Когда его высочество требовал вина, стольники торжественно перекликались, как бы священнодействуя, брали кубок с поставца, и главный сенешаль трижды опускал в чашу единороговый талисман на золотой цепи: если вино отравлено, рог должен почернеть и ороситься кровью. Такие же предохранительные талисманы -- жабный камень и змеиный язык -- вставлены были в солонку.
Граф Бергамини, муж Чечилии, усаженный хозяином на почетное место, особенно веселый в этот вечер, даже как бы резвый, несмотря на свою старость и подагру, молвил, указывая на единорог:
-- Полагаю, ваша светлость, что у самого короля французского нет такого рога. Величина изумительная!
-- Ки-хи-ки! Ки-хи-ки! -- закричал горбун Янаки, любимый шут герцога, гремя трещоткой -- свиным пузырем, наполненным горохом, и позвякивая бубенчиками пестрого колпака с ослиными ушами.
-- Батька, а, батька,--обратился он к Моро, указывая на графа Бергамини,-- ты ему верь: он во всяких рогах толк разумеет, не только в звериных, но и в человечьих. Ки-хи-ки, ки-хи-ки! У кого коза, у того рога! Герцог пальцем погрозил шуту.
На хорах грянули серебряные трубы, приветствуя жаркое -- громадную кабанью голову, начиненную каштанами, павлина с особою машинкою внутри, распускавшего на блюде хвост и бившего крыльями, и, наконец, величественный торт, в виде крепости, из которого сначала послышались звуки военного рога, а когда разрезали поджаристую корку, выскочил карлик в перьях попугая. Он забегал по столу, его поймали и посадили в золотую клетку, где, подражая знаменитому попугаю кардинала Асканио Сфорца, он стал уморительно выкрикивать "Отче наш".
-- Мессере,-- обратилась герцогиня к мужу,-- какому радостному событию обязаны мы столь неожиданным и великолепным пиршеством?
Моро ничего не ответил, только украдкой любезно переглянулся с графом Бергамини: счастливый муж Чечилии понял, что пиршество устроено в честь новорожденного Чезаре.
Над кабаньей головой просидели без малого час; времени на еду не жалели, памятуя пословицу: за столом не состаришься.

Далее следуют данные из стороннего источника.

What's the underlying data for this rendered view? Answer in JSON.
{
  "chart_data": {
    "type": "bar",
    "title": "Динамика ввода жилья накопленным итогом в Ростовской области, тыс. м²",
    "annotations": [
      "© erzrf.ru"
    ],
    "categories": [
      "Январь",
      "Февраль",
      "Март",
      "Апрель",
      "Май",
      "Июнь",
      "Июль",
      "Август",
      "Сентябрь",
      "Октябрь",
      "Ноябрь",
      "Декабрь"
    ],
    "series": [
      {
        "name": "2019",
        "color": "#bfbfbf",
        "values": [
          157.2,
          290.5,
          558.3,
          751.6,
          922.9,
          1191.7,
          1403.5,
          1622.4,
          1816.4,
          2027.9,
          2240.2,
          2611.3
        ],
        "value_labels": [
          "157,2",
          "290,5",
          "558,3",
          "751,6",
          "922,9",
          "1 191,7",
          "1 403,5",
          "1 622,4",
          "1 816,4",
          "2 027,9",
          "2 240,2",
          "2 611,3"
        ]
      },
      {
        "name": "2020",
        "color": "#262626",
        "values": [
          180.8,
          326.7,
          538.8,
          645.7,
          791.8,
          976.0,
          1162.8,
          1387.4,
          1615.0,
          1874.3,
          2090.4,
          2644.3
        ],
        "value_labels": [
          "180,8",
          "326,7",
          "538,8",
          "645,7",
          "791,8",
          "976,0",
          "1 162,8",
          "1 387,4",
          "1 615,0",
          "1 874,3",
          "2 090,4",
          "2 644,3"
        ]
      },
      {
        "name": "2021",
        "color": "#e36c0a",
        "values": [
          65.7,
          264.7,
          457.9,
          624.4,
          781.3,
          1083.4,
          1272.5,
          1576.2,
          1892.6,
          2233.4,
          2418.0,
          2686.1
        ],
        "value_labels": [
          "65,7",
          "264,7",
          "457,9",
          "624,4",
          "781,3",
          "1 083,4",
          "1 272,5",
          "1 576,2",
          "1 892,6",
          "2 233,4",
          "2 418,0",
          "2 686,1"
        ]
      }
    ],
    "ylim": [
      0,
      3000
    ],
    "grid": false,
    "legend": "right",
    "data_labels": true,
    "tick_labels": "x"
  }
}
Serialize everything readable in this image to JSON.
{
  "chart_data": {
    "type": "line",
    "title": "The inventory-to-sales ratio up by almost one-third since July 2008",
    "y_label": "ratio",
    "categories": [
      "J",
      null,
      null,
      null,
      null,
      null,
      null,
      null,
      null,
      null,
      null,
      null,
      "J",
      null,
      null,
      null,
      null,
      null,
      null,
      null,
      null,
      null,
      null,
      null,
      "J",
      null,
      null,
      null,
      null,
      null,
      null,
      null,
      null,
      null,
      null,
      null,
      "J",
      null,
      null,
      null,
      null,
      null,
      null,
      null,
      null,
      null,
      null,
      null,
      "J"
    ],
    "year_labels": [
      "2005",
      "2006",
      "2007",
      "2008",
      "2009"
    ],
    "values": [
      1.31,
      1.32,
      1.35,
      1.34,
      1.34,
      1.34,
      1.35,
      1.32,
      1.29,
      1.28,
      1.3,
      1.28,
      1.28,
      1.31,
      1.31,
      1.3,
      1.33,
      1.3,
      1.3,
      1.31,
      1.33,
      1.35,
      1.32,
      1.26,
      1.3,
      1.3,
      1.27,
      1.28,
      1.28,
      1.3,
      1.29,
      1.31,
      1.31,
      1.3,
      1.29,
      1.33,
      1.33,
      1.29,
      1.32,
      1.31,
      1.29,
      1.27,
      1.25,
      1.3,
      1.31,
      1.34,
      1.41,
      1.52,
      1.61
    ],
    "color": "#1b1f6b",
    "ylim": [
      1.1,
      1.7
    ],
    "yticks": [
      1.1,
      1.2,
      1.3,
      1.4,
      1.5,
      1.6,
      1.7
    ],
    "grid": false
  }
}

Под конец ужина толстый монах, по имени ТаппонеКрыса, возбудил всеобщее веселье.
Не без хитростей и обманов удалось Миланскому герцогу переманить из Урбино этого знаменитого обжору, изза которого спорили государи и который будто бы однажды в Риме, к немалому удовольствию его святейшества, сожрал целую треть камлотового епископского подрясника, изрезанную на куски и пропитанную соусом.
По знаку герцога поставили перед фра Таппоне гробовидный сотейник с бузеккио -- требухою, начиненною яблоками айвы. Перекрестившись и засучив рукава, монах принялся уписывать жирную снедь с быстротой и жадностью неимоверною.
-- Если бы такой молодец присутствовал при насыщении народа пятью хлебами и двумя рыбами, остатков не хватило бы и на двух собак!--воскликнул Беллинчони.
Гости захохотали. Все эти люди заражены были смехом, который от каждой шутки, как от искры, готов был разразиться оглушительным взрывом.
Только лицо одинокого и молчаливого Леонардо сохраняло выражение покорной скуки: он, впрочем, давно привык к забавам своих покровителей.
Когда на серебряных блюдцах подали золоченые апельсины, наполненные душистой мальвазией, придворный поэт Антонио Камелли да Пистойя, соперник Беллинчони, прочел оду, в которой искусства и науки говорили герцогу: "мы были рабынями, ты пришел и освободил нас; да здравствует Моро!" Четыре стихии-земля, вода, огонь И воздух-пели: "да здравствует тот, кто первый после Бога правит рулем вселенной, колесом фортуны!" Прославлялись также семейная любовь и согласие между дядей Моро и племянником Джан-Галеаццо, причем поэт сравнивал великодушного опекуна с пеликаном, кормящим детей своей собственной плотью и кровью.
После ужина хозяева и гости перешли в сад, называвшийся Раем -Парадизо, правильный, наподобие геометрического чертежа, с подстриженными аллеями буксов, лавров и мирт, с крытыми ходами, лабиринтами, лоджиями и плющевыми беседками. На зеленый луг, обвеваемый свежестью фонтана, принесли ковры и шелковые подушки. Дамы и кавалеры расположились в непринужденной свободе перед маленьким домашним театром.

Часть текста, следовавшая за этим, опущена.